Secretary of State Mike Pompeo announced Monday that the United States is looking to ban Chinese social media apps, including TikTok.
What We Know:
- In an interview with Fox News’ Laura Ingraham, Secretary of State Mike Pompeo said that the United States is looking to ban Chinese social media apps, including TikTok, because of security concerns.
- “With respect to Chinese apps on people’s cell phones, I can assure you the United States will get this one right too, Laura,” Pompeo said. “I don’t want to get out in front of the President [Donald Trump], but it’s something we’re looking at.” Pompeo added that people should only download the app if they wanted their “private information in the hands of the Chinese Communist Party.”
- “Tik Tok is led by an American CEO, with hundreds of employees and key leaders across safety, security, product, and public policy here in the US,” a spokesperson for TikTok said after Pompeo’s comments. “We have no higher priority than promoting a safe and secure app experience for our users. We have never provided user data to the Chinese government, nor would we do so if asked.”
- TikTok is owned by Beijing-based startup ByteDance and has been sized up by US politicians. They accuse the short-form video-sharing app of threatening national security because of its ties to China, saying the company could be compelled to “support and cooperate with intelligence work controlled by the Chinese Communist Party.”
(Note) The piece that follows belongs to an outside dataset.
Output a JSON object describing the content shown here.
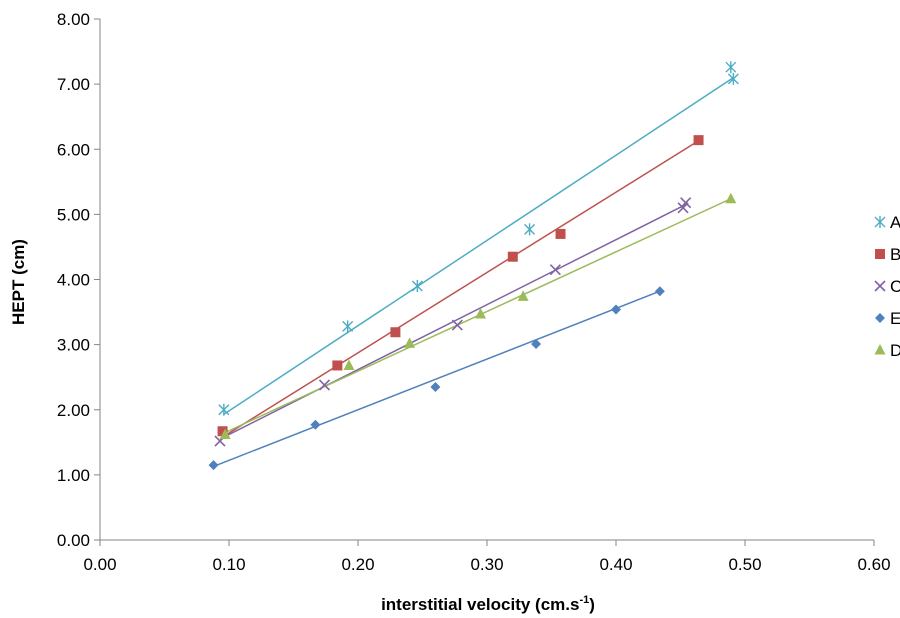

- But TikTok denies the accusations, saying the app operates separately from ByteDance and its data centers are located outside of China and that none of its data is subject to Chinese laws. According to TikTok, US user data is stored in the US, with a backup in Singapore. A TikTok spokesperson said that the national security concerns the politicians have are “unfounded.”
- The banning decision and Pompeo’s comments occur amid the tensions between the United States and China, which brim over into several areas, including national security, trade, and technology.
The US is not the only country looking to ban TikTok and other Chinese apps, with escalating tensions between India and China after a clash along the Himalayan border. The Indian government announced last week that it would ban TikTok and China’s other social media apps because they pose a “threat to sovereignty and integrity.”